Definition
A regular expression is a compact pattern that describes a set of strings. Plain characters in the pattern match themselves; metacharacters describe structure. The dot . matches any single character. A character class [abc] matches any one of the listed characters; [a-z] matches any lowercase letter; [^abc] matches any character not in the class. Quantifiers *, +, and ? match the preceding element zero-or-more, one-or-more, and zero-or-one times respectively. Anchors ^ and $ match the start and end of a line. Parentheses group; alternation | separates alternatives.

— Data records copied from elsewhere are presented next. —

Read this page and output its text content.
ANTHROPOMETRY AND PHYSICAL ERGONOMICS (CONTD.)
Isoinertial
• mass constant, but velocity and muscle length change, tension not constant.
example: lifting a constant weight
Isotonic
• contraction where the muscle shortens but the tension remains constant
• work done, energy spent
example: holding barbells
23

Regular expressions originate in the formal language theory of Kleene (1956) and are the pattern language consumed by the entire Unix text-processing toolchain — grep, sed, awk, egrep, vim, less, find -regex — and by the standard libraries of nearly every modern programming language. Two main dialects exist in practice: POSIX (basic and extended) and PCRE (Perl-compatible), with small but important differences in metacharacter syntax and feature support.
Why it matters
How it works
A regular-expression engine compiles the pattern into a state machine and then runs the machine against the input. The classical Thompson NFA construction (used by awk and modern grep variants) takes time linear in the length of the input regardless of pattern complexity. The backtracking implementation (used by PCRE, Java, JavaScript) is more expressive — it supports backreferences and lookaround — but can exhibit pathological exponential blowup on certain patterns against adversarial input, a class of bugs known as ReDoS.
In day-to-day Unix work, regular expressions flow through pipelines via the shell. The shell expands its own globs first, so regex patterns nearly always need to be single-quoted to pass through unchanged: grep '^[A-Z][a-z]*$' words.txt matches lines containing only a single capitalized word. Anchored patterns (with ^ and $) are faster and produce fewer surprises than unanchored ones. Capture groups (\(...\) in POSIX BRE, (...) in ERE) let sed substitutions reuse matched portions: sed -E 's/([0-9]+)-([0-9]+)/\2-\1/' swaps two numeric groups around a hyphen.